Aquilo com que o regime comunista não contava era a força da sociedade civil em Hong Kong, construída durante um período de 150 anos em que a cidade teve de aprender a desenrascar-se. Apanhada entre a indiferença da administração inglesa e a instabilidade política e social do interior da China, a comunidade chinesa criou uma multitude de associações culturais, de auxílio mútuo e de vizinhança, além de uma rede de contactos do outro lado da fronteira.
A maior prova do poder da sociedade civil foi dada em 2014, quando uma série de protestos – chamada de “Umbrella Revolution” – contra a reforma eleitoral proposta por Pequim paralisou durante meses o centro de Hong Kong.
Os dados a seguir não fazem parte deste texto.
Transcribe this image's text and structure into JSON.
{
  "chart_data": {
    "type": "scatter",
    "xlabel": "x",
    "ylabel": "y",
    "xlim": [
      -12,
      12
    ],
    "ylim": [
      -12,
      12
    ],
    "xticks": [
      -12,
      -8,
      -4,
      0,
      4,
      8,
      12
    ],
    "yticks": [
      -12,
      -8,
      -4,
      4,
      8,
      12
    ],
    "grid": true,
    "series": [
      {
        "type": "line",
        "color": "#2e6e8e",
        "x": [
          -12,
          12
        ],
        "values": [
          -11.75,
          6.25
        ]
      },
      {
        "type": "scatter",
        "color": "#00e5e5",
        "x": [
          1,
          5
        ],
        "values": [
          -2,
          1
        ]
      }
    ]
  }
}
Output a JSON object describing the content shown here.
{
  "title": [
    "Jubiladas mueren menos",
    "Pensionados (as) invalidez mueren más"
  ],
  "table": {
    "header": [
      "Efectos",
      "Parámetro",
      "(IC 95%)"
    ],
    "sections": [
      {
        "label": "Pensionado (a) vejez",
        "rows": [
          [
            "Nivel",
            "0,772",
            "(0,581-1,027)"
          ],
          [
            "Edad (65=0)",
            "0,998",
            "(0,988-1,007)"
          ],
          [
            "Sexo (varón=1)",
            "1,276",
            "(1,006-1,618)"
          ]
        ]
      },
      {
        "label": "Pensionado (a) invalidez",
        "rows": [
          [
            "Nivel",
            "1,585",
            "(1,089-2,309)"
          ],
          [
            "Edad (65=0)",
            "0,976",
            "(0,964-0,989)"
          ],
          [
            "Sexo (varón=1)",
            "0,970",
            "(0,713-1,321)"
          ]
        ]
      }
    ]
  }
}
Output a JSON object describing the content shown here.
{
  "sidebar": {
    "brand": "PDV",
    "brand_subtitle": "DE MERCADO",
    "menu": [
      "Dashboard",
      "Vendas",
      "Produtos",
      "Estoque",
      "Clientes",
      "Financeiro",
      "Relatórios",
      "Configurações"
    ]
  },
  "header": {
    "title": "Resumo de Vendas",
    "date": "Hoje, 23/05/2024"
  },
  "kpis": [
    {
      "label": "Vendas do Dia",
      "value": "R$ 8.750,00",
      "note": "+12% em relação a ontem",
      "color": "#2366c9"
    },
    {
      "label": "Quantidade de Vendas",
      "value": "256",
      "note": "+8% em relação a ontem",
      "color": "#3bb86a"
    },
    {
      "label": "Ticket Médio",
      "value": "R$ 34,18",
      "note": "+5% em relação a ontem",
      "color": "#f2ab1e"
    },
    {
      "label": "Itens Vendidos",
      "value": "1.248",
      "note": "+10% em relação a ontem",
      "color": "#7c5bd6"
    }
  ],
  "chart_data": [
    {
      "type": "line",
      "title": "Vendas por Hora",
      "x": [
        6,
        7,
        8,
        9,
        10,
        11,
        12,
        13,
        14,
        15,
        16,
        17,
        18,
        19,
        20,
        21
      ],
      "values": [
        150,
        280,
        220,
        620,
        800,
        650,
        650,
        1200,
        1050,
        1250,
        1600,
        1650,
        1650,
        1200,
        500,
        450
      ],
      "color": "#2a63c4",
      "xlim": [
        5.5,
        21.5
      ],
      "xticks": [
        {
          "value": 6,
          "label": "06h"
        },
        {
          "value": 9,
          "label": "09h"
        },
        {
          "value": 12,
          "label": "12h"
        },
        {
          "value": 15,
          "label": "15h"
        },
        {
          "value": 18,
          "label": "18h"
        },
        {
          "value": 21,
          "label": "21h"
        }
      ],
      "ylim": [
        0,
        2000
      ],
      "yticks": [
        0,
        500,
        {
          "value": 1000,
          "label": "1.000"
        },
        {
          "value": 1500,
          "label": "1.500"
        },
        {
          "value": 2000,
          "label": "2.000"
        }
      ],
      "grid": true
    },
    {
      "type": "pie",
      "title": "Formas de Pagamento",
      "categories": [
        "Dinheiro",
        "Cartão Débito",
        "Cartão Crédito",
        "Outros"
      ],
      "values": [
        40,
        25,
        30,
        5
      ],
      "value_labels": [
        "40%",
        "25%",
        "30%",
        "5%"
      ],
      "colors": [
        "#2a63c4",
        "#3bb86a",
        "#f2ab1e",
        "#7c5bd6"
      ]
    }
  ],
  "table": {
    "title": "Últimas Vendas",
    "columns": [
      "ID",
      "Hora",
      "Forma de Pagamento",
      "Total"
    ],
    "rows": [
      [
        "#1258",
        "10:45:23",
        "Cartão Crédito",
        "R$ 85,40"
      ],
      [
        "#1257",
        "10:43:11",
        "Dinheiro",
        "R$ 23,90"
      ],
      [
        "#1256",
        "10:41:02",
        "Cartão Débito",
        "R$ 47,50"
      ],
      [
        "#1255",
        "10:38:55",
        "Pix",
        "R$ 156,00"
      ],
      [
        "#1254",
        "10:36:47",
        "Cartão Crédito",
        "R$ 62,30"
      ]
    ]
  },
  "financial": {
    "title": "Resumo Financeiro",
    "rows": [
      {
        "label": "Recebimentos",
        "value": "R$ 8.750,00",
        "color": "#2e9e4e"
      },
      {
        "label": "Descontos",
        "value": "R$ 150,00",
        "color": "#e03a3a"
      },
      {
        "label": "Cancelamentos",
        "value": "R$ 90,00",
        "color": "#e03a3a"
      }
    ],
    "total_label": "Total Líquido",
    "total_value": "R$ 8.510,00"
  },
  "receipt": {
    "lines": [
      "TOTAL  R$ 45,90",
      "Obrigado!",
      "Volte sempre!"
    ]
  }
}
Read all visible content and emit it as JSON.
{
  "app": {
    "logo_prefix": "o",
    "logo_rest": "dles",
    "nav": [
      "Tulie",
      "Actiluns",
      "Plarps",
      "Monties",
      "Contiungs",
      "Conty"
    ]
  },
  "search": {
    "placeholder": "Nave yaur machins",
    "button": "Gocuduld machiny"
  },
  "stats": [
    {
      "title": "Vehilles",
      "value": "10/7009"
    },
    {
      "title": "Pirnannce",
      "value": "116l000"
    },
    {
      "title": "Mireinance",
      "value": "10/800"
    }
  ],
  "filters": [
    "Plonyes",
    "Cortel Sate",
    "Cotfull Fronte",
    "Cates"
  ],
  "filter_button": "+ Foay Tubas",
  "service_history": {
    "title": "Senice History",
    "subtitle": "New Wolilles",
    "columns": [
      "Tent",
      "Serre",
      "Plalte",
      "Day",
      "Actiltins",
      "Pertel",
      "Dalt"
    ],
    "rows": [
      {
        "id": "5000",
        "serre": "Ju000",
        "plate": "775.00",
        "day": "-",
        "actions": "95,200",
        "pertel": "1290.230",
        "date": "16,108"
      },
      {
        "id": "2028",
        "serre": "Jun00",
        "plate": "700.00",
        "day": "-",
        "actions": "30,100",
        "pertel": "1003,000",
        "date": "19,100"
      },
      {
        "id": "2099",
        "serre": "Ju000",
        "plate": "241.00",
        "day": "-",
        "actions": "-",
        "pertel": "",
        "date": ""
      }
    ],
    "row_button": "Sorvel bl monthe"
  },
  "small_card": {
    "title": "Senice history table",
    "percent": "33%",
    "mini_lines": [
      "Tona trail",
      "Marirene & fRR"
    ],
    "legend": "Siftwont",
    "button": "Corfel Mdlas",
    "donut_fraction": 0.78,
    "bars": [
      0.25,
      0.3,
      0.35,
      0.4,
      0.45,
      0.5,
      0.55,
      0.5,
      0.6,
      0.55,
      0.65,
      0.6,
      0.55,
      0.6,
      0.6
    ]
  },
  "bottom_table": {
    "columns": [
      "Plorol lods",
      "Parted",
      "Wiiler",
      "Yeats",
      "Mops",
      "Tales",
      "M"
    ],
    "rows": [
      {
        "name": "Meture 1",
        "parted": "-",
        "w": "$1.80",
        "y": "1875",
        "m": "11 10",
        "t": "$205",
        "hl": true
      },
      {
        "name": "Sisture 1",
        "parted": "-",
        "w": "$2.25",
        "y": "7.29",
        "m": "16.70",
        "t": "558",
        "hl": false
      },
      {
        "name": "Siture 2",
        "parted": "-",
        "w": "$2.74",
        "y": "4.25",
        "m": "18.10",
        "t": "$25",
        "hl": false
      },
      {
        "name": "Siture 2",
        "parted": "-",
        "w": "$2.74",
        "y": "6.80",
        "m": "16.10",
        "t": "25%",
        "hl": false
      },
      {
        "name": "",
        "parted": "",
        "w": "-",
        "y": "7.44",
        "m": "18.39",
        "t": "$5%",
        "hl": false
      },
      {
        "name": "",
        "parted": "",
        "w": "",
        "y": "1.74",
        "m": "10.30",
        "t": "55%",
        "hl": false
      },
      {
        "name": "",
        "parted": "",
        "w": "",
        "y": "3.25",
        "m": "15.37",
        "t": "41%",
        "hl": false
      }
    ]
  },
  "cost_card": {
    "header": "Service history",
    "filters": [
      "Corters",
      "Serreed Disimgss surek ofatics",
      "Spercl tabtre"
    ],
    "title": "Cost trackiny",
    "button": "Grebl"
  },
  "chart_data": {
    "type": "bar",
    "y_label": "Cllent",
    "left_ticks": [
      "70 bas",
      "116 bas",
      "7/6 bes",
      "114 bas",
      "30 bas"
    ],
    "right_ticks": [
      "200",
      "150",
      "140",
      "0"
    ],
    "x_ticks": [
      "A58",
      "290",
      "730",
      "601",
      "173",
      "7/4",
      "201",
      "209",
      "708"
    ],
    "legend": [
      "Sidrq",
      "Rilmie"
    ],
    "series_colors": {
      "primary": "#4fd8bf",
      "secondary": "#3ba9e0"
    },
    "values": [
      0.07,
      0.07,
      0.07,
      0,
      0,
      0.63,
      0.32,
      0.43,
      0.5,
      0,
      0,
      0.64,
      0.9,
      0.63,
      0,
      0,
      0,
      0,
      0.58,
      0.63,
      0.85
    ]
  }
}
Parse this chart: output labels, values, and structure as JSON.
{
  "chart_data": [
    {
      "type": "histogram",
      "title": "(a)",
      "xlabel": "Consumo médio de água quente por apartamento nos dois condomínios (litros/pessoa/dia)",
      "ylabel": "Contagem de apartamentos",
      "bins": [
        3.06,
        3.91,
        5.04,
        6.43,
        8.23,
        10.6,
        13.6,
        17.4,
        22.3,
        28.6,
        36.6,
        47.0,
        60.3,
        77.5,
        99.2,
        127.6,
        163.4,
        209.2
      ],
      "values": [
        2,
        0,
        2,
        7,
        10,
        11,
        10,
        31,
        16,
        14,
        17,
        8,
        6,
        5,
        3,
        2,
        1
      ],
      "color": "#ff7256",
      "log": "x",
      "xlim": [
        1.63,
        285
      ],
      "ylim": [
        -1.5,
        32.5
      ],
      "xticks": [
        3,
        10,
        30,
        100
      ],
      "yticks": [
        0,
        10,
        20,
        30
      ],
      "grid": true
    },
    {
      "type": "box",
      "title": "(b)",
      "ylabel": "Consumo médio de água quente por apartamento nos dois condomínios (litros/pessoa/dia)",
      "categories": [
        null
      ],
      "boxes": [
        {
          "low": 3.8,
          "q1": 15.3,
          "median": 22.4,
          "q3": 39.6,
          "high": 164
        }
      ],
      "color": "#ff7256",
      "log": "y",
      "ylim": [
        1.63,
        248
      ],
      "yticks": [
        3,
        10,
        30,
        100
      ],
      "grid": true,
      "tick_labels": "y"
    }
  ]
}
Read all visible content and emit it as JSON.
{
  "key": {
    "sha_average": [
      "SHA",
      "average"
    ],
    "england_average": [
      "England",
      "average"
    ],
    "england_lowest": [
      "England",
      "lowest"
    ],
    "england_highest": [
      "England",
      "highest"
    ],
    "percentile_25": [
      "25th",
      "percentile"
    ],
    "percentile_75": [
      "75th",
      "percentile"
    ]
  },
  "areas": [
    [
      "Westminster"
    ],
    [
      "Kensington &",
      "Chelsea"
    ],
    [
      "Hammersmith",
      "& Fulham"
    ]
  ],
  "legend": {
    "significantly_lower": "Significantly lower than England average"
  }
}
Isto após, já em 2003, uma mega manifestação com mais de meio milhão de pessoas ter obrigado o então Chefe do Executivo, Tung Chee-hwa, a deixar cair a polémica lei de segurança nacional.
Desde o falhanço da reforma eleitoral que o Partido Comunista apertou o cerco, recrutando o apoio das tríades do crime organizado e fazendo um aproveitamento político das leis de Hong Kong para afastar e reprimir a oposição política. Mas a sociedade civil continua bem viva, pelo menos a julgar pelas 130 mil pessoas que saíram à rua há três semanas contra uma controversa lei que permitiria a extradição de activistas políticos para o interior da China.
Ao ignorar o poder da sociedade civil de Hong Kong e optar pelo confronto em vez do diálogo, o regime comunista radicalizou uma fatia significativa da juventude da região – que agora se revê nos chamados “localistas”, alguns dos quais defendem até a independência da cidade – e empurrou mesmo alguns democratas moderados para fora da esfera política. Como provam os recentes confrontos entre deputados no parlamento de Hong Kong, a região é um armazém de panchões que pode não sobreviver até ao próximo Ano Novo Lunar.